In the animal world, fellow Mensan Bob Truett pointed out, there are several purposes for tails, including:
- balance (as the animal climbs)
- temperature control (for cover in the cold, for fanning in the heat)
- defense (to swat enemies o
- social purposes (dogs wagging their tails)
In the internet world, the concept of the “long tail” is based on the fact that when searchers type in very specific, three-to-four word phrases to describe what they want, those searchers are more likely to convert (to become buyers). The term “long tail keyword” itself comes from the 2006 book The Long Tail by Chris Anderson, which talks about niche marketing. The author explains that in brick and mortar stores, there is only so much shelf space, so marketers need to focus on their most popular products. On the internet, in contrast, where there is unlimited “space”, selling in relatively small quantities to people who want specific products, becomes eminently feasible. In fact, Neil Patel (one of my own go-to authorities) asserts, “The longer the keyword, the easier it is for you to rank well with that keyword.”
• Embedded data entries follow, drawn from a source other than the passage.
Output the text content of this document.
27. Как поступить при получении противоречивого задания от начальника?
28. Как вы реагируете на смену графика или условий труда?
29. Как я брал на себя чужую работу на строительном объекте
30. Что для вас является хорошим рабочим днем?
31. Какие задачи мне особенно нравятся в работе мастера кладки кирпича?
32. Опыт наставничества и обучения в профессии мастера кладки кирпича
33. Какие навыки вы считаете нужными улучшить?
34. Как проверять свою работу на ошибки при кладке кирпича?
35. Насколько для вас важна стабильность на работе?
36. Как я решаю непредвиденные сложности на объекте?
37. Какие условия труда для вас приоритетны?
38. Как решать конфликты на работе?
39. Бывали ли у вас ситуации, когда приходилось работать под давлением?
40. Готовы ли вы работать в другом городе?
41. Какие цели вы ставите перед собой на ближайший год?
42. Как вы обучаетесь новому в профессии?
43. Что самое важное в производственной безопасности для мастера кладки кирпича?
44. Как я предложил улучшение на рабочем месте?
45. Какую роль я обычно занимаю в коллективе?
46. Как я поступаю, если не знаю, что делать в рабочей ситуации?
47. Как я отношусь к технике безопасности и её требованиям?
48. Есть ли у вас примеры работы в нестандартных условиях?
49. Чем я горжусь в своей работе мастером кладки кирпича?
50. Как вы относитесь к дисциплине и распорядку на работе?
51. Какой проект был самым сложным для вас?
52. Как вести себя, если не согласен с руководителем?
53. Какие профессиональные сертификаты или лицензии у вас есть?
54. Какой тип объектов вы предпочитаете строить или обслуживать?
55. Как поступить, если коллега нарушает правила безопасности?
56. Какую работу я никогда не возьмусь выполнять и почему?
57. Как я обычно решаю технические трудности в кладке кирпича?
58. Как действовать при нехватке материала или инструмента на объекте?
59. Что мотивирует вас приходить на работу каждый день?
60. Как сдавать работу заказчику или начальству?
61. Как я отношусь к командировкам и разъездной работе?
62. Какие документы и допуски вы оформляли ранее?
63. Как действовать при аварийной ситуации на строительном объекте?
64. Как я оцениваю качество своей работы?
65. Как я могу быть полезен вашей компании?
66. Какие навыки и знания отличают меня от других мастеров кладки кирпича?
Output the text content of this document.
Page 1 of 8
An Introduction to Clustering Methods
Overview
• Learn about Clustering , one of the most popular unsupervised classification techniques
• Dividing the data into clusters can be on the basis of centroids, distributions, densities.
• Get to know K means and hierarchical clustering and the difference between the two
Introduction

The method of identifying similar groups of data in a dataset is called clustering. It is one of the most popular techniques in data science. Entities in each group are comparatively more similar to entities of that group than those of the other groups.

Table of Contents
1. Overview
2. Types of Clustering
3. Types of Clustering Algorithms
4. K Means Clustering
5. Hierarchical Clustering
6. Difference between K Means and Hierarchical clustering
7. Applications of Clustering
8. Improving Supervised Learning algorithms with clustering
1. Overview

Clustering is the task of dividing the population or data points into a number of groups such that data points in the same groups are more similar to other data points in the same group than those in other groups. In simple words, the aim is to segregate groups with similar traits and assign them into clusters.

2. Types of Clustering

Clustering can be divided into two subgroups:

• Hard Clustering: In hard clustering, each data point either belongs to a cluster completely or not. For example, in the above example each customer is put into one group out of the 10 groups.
Winning search should not be the only goal. Business owners and practitioners who make the commitment to give blog marketing a spot in their overall business strategy stand to reap three types of benefits:
- The promotional benefit (the blog helps get customers excited enough to choose you over the competition).
- The credibility benefit (the blog demonstrates that you’re interested in using the latest tools to communicate with customers – you’re “in the game”).
- The training benefit (as you review the benefits of your own products and services and develop new ideas, you’re constantly learning to talk effectively about your business).
Long-tailing it is no shortcut to success, a thought I often share with blog content writers in this Say It For You blog. But, just as tails serve many functions in the animal world, blogging for business can add balance, grasp, defense, and social purpose in the world of the internet.